Pourquoi les lieux ? Quand on interroge l’histoire militaire européenne, au sens d’affrontements entre armées de pays européens, chacun conviendra que le paisible Sud-Ouest n’a eu à connaître que trois petites batailles :
- Muret, en 1213 entre barons français du Nord et l’alliance de Toulouse et de la Catalogne ;
- Castillon-la-Bataille en Gironde, mettant fin à la Guerre de Cent Ans ;
- Toulouse en avril 1814…bataille indécise, sans vainqueurs ni vaincus et qui, de plus, ne servit à rien puisque Napoléon avait déjà abdiqué depuis quelques jours.
A l’inverse, dans ce grand quart Nord-Est (dont la limite méridionale pourrait être la Seine, le plateau de Langres et Belfort) toutes les guerres européennes impliquant la France y ont laissé leurs traces sanglantes : Bouvines, Crécy, Azincourt, Rocroi, Fontenoy, Valmy, la retraite de Napoléon Ier , Froeschwiller, Sedan, le siège de Paris, la Marne, Verdun, le Chemin des Dames, Vimy, la débâcle de 1940, l’occupation totale de juin 1940 à décembre 1944, la Normandie, les Ardennes…Toutes les armées européennes ont labouré ces terres.
Pour les amateurs de photos historiques « européennes », rien ne remplacera celles-ci : DE GAULLE et ADENAUER debout côte à côte ; MITTERRAND et KOHL main dans la main à Verdun, des années plus tard. [1]
Ces deux couples ont contribué à mettre un terme à une guerre civile européenne ouverte depuis très longtemps, bien avant 14-18, depuis la Guerre de Trente Ans (1618-1648).
Livrons nous donc à un audacieux et très sommaire rétroplanning historique, nous y apprendrons peut-être à regarder notre propre pays avec des lunettes moins complaisantes que celles fournies par les souverainistes de tous poils.
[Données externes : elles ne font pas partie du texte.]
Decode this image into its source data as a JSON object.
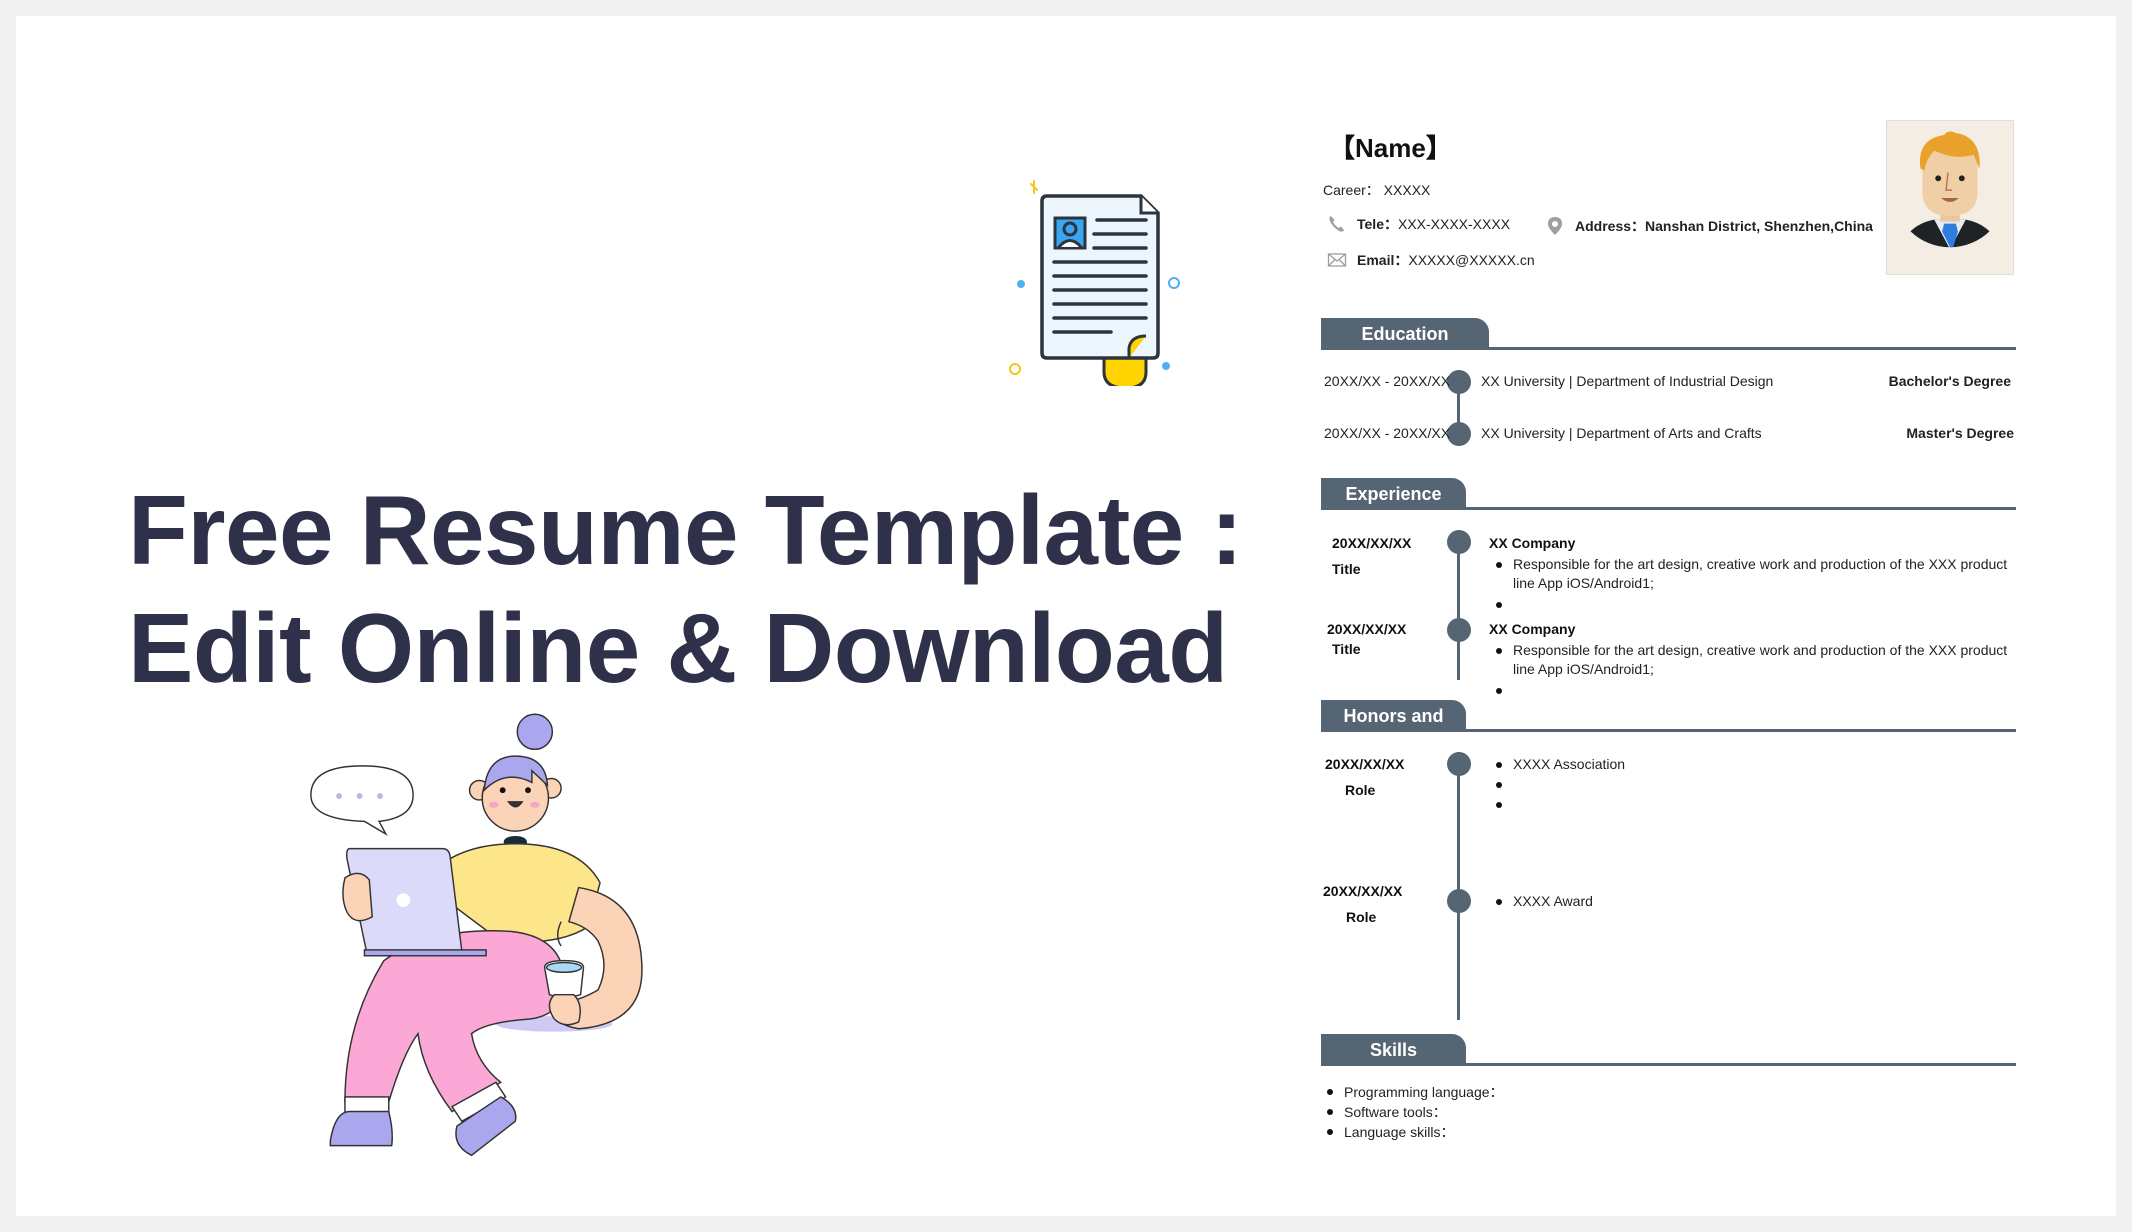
{
  "hero": {
    "title_line1": "Free Resume Template :",
    "title_line2": "Edit Online & Download",
    "text_color": "#2f3049"
  },
  "illustrations": {
    "document_icon": "resume-document-icon",
    "person": "person-with-laptop-illustration"
  },
  "resume": {
    "name": "【Name】",
    "career": "Career： XXXXX",
    "tele_label": "Tele：",
    "tele_value": "XXX-XXXX-XXXX",
    "address_label": "Address：",
    "address_value": "Nanshan District, Shenzhen,China",
    "email_label": "Email：",
    "email_value": "XXXXX@XXXXX.cn",
    "accent_color": "#566573",
    "sections": {
      "education": {
        "title": "Education",
        "rows": [
          {
            "date": "20XX/XX - 20XX/XX",
            "school": "XX University | Department of Industrial Design",
            "degree": "Bachelor's  Degree"
          },
          {
            "date": "20XX/XX - 20XX/XX",
            "school": "XX University | Department of Arts and Crafts",
            "degree": "Master's Degree"
          }
        ]
      },
      "experience": {
        "title": "Experience",
        "items": [
          {
            "date": "20XX/XX/XX",
            "title": "Title",
            "company": "XX Company",
            "bullets": [
              "Responsible for the art design, creative work and production of the XXX product line App iOS/Android1;",
              ""
            ]
          },
          {
            "date": "20XX/XX/XX",
            "title": "Title",
            "company": "XX Company",
            "bullets": [
              "Responsible for the art design, creative work and production of the XXX product line App iOS/Android1;",
              ""
            ]
          }
        ]
      },
      "honors": {
        "title": "Honors and",
        "items": [
          {
            "date": "20XX/XX/XX",
            "role": "Role",
            "bullets": [
              "XXXX Association",
              "",
              ""
            ]
          },
          {
            "date": "20XX/XX/XX",
            "role": "Role",
            "bullets": [
              "XXXX Award"
            ]
          }
        ]
      },
      "skills": {
        "title": "Skills",
        "items": [
          "Programming language：",
          "Software tools：",
          "Language skills："
        ]
      }
    }
  }
}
Allons-y !
[1] Une fois, le Français domine l’Allemand de toute sa stature, l’autre fois, c’est l’inverse ; match nul !
Attention, une guerre peut en cacher une autre, chacune contenant les prémisses de la suivante…
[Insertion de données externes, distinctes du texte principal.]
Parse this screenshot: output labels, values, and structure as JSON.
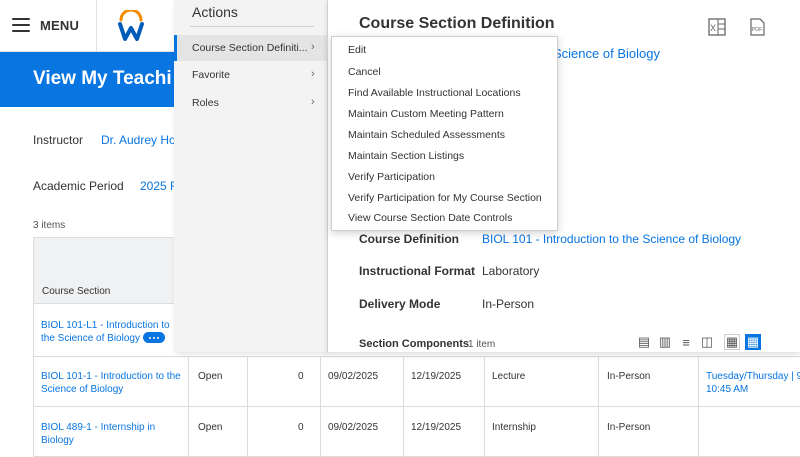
{
  "topbar": {
    "menu_label": "MENU"
  },
  "page": {
    "title": "View My Teachi",
    "instructor_label": "Instructor",
    "instructor_value": "Dr. Audrey Ho",
    "period_label": "Academic Period",
    "period_value": "2025 F",
    "items_count": "3 items"
  },
  "table": {
    "col_course": "Course Section",
    "rows": [
      {
        "course_line1": "BIOL 101-L1 - Introduction to",
        "course_line2": "the Science of Biology"
      },
      {
        "course_line1": "BIOL 101-1 - Introduction to the",
        "course_line2": "Science of Biology",
        "status": "Open",
        "count": "0",
        "start": "09/02/2025",
        "end": "12/19/2025",
        "format": "Lecture",
        "mode": "In-Person",
        "meeting_line1": "Tuesday/Thursday | 9",
        "meeting_line2": "10:45 AM"
      },
      {
        "course_line1": "BIOL 489-1 - Internship in",
        "course_line2": "Biology",
        "status": "Open",
        "count": "0",
        "start": "09/02/2025",
        "end": "12/19/2025",
        "format": "Internship",
        "mode": "In-Person"
      }
    ]
  },
  "actions": {
    "title": "Actions",
    "items": [
      {
        "label": "Course Section Definiti..."
      },
      {
        "label": "Favorite"
      },
      {
        "label": "Roles"
      }
    ]
  },
  "submenu": {
    "items": [
      "Edit",
      "Cancel",
      "Find Available Instructional Locations",
      "Maintain Custom Meeting Pattern",
      "Maintain Scheduled Assessments",
      "Maintain Section Listings",
      "Verify Participation",
      "Verify Participation for My Course Section",
      "View Course Section Date Controls"
    ]
  },
  "detail": {
    "title": "Course Section Definition",
    "subtitle": "Science of Biology",
    "course_def_label": "Course Definition",
    "course_def_value": "BIOL 101 - Introduction to the Science of Biology",
    "format_label": "Instructional Format",
    "format_value": "Laboratory",
    "delivery_label": "Delivery Mode",
    "delivery_value": "In-Person",
    "components_label": "Section Components",
    "components_count": "1 item",
    "excel_icon_text": "X",
    "pdf_icon_text": "PDF"
  },
  "colors": {
    "accent": "#0875e1",
    "logo_orange": "#f38b00"
  }
}
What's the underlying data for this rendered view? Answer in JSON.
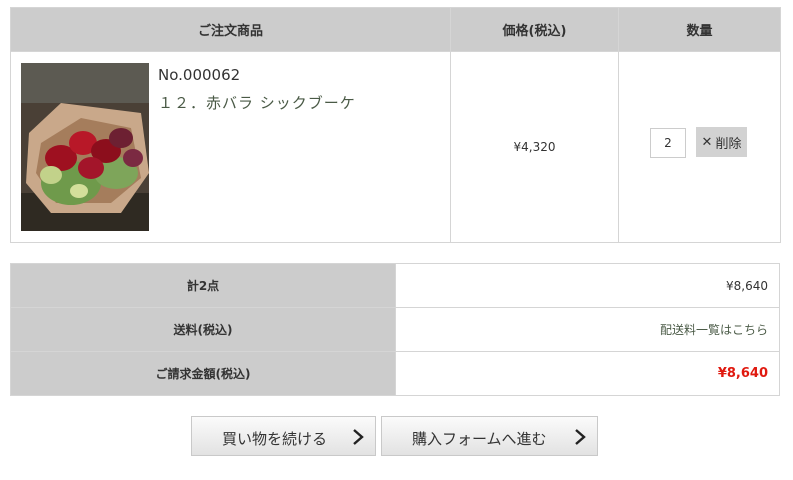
{
  "cart": {
    "headers": {
      "product": "ご注文商品",
      "price": "価格(税込)",
      "quantity": "数量"
    },
    "item": {
      "number": "No.000062",
      "name": "１２．赤バラ シックブーケ",
      "price": "¥4,320",
      "quantity": "2",
      "delete_label": "削除",
      "delete_icon": "close-icon"
    }
  },
  "summary": {
    "count_label": "計2点",
    "count_value": "¥8,640",
    "shipping_label": "送料(税込)",
    "shipping_value": "配送料一覧はこちら",
    "total_label": "ご請求金額(税込)",
    "total_value": "¥8,640",
    "total_color": "#e0190f"
  },
  "buttons": {
    "continue": "買い物を続ける",
    "form": "購入フォームへ進む",
    "chevron_icon": "chevron-right-icon"
  }
}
1939- 1945 : c’est proche dans le temps, c’est connu…pour les Nazis, il s’agissait de laver l’affront du traité de Versailles, cf. la guerre précédente.
1914 – 1918 : c’est déjà moins proche, et pourtant, le scénario est le même : pour les Français, il s’agissait de laver l’affront de la guerre de 1870 – 1871 et l’occupation de l’Alsace-Lorraine.
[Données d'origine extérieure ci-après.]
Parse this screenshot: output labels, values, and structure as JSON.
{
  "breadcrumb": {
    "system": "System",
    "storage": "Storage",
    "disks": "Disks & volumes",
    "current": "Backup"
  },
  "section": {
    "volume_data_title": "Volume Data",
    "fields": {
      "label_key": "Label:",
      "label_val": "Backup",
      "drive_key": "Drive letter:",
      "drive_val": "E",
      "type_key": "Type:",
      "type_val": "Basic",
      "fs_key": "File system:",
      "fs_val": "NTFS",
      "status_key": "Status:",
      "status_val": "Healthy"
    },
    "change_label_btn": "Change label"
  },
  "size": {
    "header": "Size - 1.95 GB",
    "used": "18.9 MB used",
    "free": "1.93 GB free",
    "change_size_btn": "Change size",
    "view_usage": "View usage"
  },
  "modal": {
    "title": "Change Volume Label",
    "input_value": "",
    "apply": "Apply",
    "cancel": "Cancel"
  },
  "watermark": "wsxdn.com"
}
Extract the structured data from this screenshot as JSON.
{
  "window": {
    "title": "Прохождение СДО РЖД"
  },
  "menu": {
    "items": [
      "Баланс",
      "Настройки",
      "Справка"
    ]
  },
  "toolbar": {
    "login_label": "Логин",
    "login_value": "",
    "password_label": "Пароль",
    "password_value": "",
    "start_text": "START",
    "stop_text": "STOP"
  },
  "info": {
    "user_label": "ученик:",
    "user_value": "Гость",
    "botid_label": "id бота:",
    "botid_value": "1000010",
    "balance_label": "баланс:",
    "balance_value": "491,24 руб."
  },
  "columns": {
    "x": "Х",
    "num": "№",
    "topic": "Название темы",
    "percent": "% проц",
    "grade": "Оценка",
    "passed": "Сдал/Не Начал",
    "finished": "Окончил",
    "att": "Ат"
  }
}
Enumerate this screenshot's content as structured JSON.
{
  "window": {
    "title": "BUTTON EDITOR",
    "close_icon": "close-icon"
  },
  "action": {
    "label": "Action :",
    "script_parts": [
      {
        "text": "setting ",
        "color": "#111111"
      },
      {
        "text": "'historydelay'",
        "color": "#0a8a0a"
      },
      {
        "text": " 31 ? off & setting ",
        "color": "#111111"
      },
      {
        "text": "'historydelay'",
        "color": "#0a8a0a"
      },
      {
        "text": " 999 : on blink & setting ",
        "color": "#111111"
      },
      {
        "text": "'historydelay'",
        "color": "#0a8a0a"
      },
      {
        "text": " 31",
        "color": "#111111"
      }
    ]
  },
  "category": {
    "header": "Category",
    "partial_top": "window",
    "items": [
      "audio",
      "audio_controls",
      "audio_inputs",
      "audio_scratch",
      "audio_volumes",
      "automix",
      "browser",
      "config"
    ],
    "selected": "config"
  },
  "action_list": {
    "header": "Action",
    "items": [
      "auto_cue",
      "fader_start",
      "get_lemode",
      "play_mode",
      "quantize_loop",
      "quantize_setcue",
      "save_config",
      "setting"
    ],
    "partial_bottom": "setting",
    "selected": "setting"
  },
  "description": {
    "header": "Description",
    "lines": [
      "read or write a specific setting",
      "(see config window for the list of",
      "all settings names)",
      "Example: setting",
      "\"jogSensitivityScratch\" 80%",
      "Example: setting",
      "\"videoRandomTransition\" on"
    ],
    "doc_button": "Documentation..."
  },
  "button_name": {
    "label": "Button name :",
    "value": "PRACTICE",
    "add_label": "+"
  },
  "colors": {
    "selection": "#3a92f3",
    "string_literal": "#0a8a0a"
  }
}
1870 – 1871 : il s’agissait pour Napoléon III de venger l’affront subi par son oncle, Napoléon Ier, après la retraite de Russie, les campagnes d’Allemagne puis de France, contre une coalition animée par la Prusse (les Prussiens à Paris !). [1]
1812 – 1813 : la VIe coalition animée par la Prusse avait vocation à venger les humiliations militaires infligées par Napoléon Ier depuis Auerstedt et Iéna en 1806 (les Français à Berlin !, la Prusse amputée de la moitié de son territoire), sans oublier Valmy en 1792 !
1756 – 1763 : la Guerre de Sept Ans : la France contre la Prusse.
1686 – 1697 : la Guerre de la Ligue d’Augsbourg, entre la France et une coalition comprenant le Saint Empire Romain Germanique, à la suite de laquelle Louis XIV dut rendre des territoires occupés (dont la Lorraine et le Palatinat).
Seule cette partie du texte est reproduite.